Observation of an exceptional point with an LR-shunted resonator

Non-Hermitian physical systems have enriched wave control abilities and dynamics of wave matter, especially around exceptional points (EPs). In this work, we theoretically, numerically, and experimentally studied an LR-shunted mechanical resonator for the observation of the exceptional point. The shunted resonator was composed of a mechanical resonator with a bonded piezoelectric patch and an LR-shunted circuit. A theoretical model for the LR-shunted resonator was first developed, and the exceptional point was identified from this theoretical model via a parameter space study. It was found that by varying the shunting circuit parameters, i.e., inductance and resistance, such a simple design supports the non-Hermitian degeneracy, namely the exceptional point.
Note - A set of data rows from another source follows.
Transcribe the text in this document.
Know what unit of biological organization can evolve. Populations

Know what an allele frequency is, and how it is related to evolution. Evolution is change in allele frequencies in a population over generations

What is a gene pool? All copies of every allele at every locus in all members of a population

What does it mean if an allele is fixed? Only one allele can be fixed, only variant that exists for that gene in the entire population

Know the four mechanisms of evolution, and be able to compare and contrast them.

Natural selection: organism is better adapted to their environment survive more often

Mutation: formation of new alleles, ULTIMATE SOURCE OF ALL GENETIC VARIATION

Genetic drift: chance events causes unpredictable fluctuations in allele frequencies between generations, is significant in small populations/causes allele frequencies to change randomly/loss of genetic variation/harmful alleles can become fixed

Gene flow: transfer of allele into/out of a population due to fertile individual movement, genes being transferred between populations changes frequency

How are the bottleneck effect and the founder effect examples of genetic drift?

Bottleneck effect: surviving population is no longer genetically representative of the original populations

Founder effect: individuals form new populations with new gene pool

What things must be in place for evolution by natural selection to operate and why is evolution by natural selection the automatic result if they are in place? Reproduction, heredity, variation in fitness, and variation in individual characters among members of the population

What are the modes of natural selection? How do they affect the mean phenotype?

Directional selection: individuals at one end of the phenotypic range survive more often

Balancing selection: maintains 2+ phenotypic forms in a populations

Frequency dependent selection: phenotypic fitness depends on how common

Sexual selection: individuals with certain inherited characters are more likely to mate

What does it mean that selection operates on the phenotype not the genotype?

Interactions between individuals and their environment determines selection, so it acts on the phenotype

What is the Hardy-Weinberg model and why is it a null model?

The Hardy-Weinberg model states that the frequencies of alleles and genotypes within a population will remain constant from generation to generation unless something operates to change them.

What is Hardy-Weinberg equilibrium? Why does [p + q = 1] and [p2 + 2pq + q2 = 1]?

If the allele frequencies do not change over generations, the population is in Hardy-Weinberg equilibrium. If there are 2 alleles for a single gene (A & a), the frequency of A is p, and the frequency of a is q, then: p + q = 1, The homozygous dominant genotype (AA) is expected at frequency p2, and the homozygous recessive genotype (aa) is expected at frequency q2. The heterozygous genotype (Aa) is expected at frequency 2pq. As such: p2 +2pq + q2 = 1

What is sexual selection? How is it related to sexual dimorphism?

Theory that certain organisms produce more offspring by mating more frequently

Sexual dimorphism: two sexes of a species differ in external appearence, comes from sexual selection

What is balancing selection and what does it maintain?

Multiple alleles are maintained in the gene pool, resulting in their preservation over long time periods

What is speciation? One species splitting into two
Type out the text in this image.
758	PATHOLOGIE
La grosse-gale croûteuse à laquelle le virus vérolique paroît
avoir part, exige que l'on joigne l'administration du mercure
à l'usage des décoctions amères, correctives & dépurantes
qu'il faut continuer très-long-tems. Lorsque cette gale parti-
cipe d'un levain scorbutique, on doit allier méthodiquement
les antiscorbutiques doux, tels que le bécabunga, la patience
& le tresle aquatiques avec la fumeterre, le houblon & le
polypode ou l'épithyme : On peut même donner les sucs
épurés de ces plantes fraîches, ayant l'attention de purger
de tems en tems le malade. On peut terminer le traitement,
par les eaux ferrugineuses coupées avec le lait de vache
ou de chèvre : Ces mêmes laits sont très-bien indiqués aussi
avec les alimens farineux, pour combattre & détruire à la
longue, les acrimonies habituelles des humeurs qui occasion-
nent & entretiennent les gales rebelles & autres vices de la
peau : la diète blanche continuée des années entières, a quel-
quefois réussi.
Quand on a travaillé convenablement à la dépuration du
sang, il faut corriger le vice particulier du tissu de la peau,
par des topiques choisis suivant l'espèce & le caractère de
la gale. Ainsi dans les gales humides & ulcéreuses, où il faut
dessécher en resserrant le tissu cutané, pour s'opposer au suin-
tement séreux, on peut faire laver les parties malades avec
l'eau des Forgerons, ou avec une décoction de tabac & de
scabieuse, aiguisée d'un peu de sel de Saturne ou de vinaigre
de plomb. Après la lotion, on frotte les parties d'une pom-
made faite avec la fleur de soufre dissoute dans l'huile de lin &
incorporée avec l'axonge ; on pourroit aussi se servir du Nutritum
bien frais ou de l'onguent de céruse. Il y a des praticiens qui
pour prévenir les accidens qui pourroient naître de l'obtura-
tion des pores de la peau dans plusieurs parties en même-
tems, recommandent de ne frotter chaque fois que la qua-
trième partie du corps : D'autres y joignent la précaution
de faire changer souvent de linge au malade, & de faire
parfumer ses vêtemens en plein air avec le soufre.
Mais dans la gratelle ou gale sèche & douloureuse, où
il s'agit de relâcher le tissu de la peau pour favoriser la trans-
At the vicinity of the EP, the LR-shunted mechanical resonator had a square-root dependence on the external perturbation related to the nominal resistance. Next, we designed and fabricated a shunted resonator to verify our design through numerical analysis and experimental measurements. Moreover, our proposed LR-shunted resonator provides the possibility to dynamically encircle an exceptional point due to external stimuli. Our approach sheds light on the designs of chiral effect systems and dynamically tailoring losses in elasticity, and it enables alternative solutions for nondestructive structural health monitoring with enhanced sensitivity.